Mit diesen Worten erschien eine Gestalt, die aussah wie eine Frau, die aber so groß war, daß ihr Kopf in gleicher Höhe mit dem des Zentauren lag; außerdem erinnerte sie auch an einen Baum. Es war eine Waldnymphe. König Tirian, Runwitt und Kleinod wußten sogleich, daß es die Nymphe einer Buche war.

»Gerechtigkeit, Herr König!« rief sie. »Komm uns zu Hilfe. Schütze dein Volk. Sie fällen uns im Laternendickicht. Vierzig große Stämme meiner Brüder und Schwestern liegen schon auf dem Boden.«

»Wie, edle Frau? Sie fällen das Laternendickicht, morden die sprechenden Bäume?« schrie der König, sprang auf und zog sein Schwert. »Wie können sie es wagen? Und wer wagt es? Bei der Mähne von Aslan!«

»A-a-a-ah!« japste die Nymphe, fröstelnd vor Schmerz, wie unter geheimen Schlägen erschauernd. Dann fiel sie plötzlich zur Seite, so unvermutet, als wären ihre Füße unter ihr weggeschnitten worden. Die drei sahen sie sekundenlang wie tot im Grase liegen, doch dann verschwand sie. Sie wußten, was geschehen war: Meilenweit von ihnen entfernt war der Baum der Nymphe gefällt worden.

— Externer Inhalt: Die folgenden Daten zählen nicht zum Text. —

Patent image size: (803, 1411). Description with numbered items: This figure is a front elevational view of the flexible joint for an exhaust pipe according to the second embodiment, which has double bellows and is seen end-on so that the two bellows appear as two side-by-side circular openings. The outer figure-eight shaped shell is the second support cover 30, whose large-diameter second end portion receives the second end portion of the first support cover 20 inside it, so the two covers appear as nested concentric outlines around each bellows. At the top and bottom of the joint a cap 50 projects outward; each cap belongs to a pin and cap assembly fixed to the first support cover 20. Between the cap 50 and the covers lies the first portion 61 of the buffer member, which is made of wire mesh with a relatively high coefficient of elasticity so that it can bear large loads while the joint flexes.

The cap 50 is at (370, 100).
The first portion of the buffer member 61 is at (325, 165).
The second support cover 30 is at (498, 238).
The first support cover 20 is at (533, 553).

Für einen Augenblick war des Königs Kummer und Zorn so groß, daß er verstummte. Dann sagte er: »Kommt, Freunde! Wir müssen schnell den Fluß hinauf und die Schurken finden, die das getan haben. Ich werde keinen von ihnen am Leben lassen.«

»So soll es geschehen, Majestät!« rief Kleinod.

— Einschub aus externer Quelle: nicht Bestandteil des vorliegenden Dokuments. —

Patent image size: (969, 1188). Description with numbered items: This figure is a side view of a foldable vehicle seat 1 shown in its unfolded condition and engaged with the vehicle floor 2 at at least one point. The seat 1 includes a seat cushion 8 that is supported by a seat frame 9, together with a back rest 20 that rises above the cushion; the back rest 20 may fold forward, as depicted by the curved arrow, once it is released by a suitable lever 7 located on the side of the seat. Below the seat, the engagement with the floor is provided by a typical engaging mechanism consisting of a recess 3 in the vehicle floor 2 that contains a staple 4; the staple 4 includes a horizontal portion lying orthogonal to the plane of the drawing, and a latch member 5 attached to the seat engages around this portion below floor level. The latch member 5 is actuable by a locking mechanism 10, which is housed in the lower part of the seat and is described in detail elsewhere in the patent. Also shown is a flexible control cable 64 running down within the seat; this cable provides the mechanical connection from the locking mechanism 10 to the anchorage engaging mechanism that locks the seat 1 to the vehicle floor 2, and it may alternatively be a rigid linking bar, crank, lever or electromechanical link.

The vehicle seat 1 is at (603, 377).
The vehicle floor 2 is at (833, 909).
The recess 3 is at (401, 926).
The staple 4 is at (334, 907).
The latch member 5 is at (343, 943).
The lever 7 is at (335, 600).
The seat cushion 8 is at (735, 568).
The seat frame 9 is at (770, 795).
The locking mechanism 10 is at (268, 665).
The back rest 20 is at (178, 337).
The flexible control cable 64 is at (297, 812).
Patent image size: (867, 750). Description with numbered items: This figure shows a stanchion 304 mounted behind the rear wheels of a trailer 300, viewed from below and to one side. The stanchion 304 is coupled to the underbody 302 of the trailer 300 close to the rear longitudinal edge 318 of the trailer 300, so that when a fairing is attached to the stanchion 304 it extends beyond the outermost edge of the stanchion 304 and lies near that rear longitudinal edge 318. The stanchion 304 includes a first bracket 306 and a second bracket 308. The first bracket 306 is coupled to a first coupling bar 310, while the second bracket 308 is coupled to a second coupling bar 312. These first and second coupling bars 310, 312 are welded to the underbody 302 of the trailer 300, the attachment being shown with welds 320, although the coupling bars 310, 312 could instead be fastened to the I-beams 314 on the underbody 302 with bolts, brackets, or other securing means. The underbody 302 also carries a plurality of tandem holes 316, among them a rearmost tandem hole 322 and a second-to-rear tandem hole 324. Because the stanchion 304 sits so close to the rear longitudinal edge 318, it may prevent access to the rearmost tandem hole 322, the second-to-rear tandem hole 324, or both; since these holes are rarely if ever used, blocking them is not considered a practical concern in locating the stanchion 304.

Aber Runwitt warnte: »Majestät, seid vorsichtig, auch in Eurem gerechten Zorn. Seltsame Wesen sind am Werk. Gegen Rebellen in Waffen sind wir drei machtlos. Wartet lieber noch eine Weile.«

»Auch nicht den zehnten Teil einer Sekunde warte ich«, rief der König. »Während Kleinod und ich vorgehen, galoppiere so schnell du kannst nach Otterfluh, Runwitt. Hier ist mein Ring als dein Zeichen. Hol mir eine Anzahl gut bewaffneter Leute, eine Menge sprechender Hunde und zehn Zwerge, allesamt grimmige Bogenschützen, einen Leoparden und Steinfuß, den Riesen. Schick sie alle hinter uns her, so schnell es geht.«

»Wie Ihr befehlt, Majestät«, sagte Runwitt, wandte sich sogleich um und sprengte ins Tal nach Osten.

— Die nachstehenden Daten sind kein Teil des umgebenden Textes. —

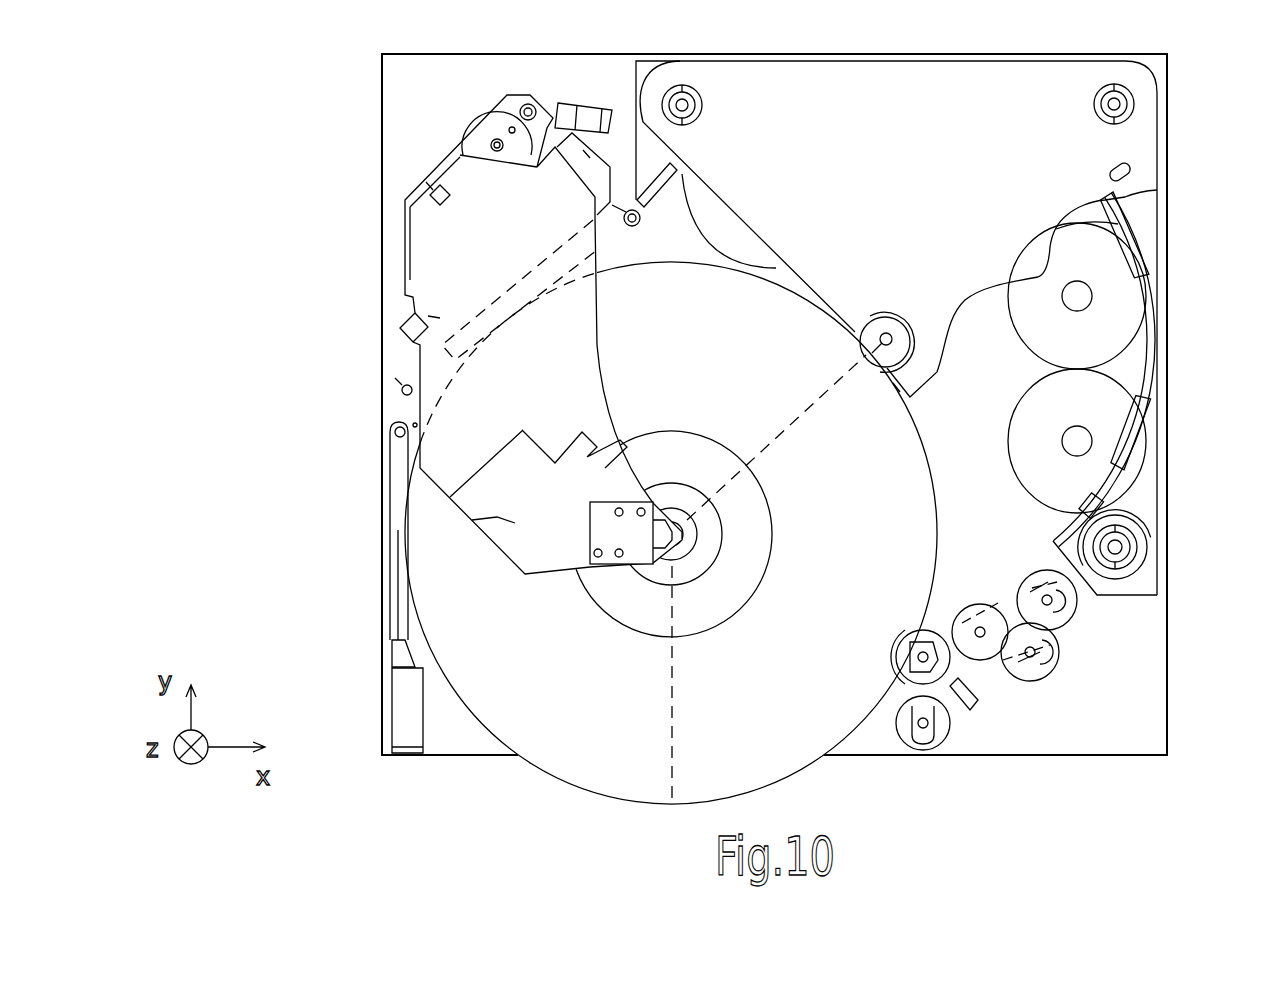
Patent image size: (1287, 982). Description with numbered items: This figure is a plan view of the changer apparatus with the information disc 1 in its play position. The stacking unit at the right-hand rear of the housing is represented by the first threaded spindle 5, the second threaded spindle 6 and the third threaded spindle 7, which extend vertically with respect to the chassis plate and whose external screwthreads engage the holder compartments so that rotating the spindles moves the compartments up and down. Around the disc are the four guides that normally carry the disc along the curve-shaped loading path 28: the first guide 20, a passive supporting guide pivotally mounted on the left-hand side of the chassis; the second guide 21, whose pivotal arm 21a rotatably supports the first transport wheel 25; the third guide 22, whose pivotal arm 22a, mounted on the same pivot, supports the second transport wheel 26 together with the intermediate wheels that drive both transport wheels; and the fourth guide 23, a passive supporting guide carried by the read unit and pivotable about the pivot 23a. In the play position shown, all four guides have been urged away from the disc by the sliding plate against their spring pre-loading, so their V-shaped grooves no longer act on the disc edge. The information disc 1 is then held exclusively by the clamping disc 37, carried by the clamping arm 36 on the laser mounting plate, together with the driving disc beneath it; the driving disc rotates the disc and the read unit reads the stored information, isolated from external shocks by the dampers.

The information disc 1 is at (563, 757).
The first threaded spindle 5 is at (688, 105).
The second threaded spindle 6 is at (1108, 104).
The third threaded spindle 7 is at (1125, 547).
The first guide 20 is at (372, 735).
The second guide 21 is at (941, 716).
The pivotal arm 21a is at (910, 722).
The third guide 22 is at (1048, 628).
The pivotal arm 22a is at (985, 668).
The fourth guide 23 is at (536, 268).
The pivot 23a is at (590, 158).
The first transport wheel 25 is at (928, 740).
The second transport wheel 26 is at (1037, 585).
The loading path 28 is at (817, 405).
The clamping arm 36 is at (552, 318).
The clamping disc 37 is at (698, 452).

Der König ging schnellen Schrittes davon, murmelte manchmal vor sich hin und ballte die Faust. Kleinod neben ihm sagte nichts.

Weithin gab es keinen Laut außer dem leisen Klingeln der goldenen Kette um Kleinods Hals und dem Geräusch von zwei Menschenfüßen und den vier Hufen des Einhorns.

Sie erreichten den Fluß auf einem grasbewachsenen Pfad, das Wasser zur Linken und den Wald zur Rechten. Bald danach kamen sie zu einer Stelle, wo der Boden uneben wurde und sich dichter Wald bis zu dem Ufer des Wassers ausdehnte. Der Pfad, oder was noch von ihm übriggeblieben war, lief nun jenseits des Flusses weiter, und sie mußten den Fluß durchwaten, um dorthin zu kommen.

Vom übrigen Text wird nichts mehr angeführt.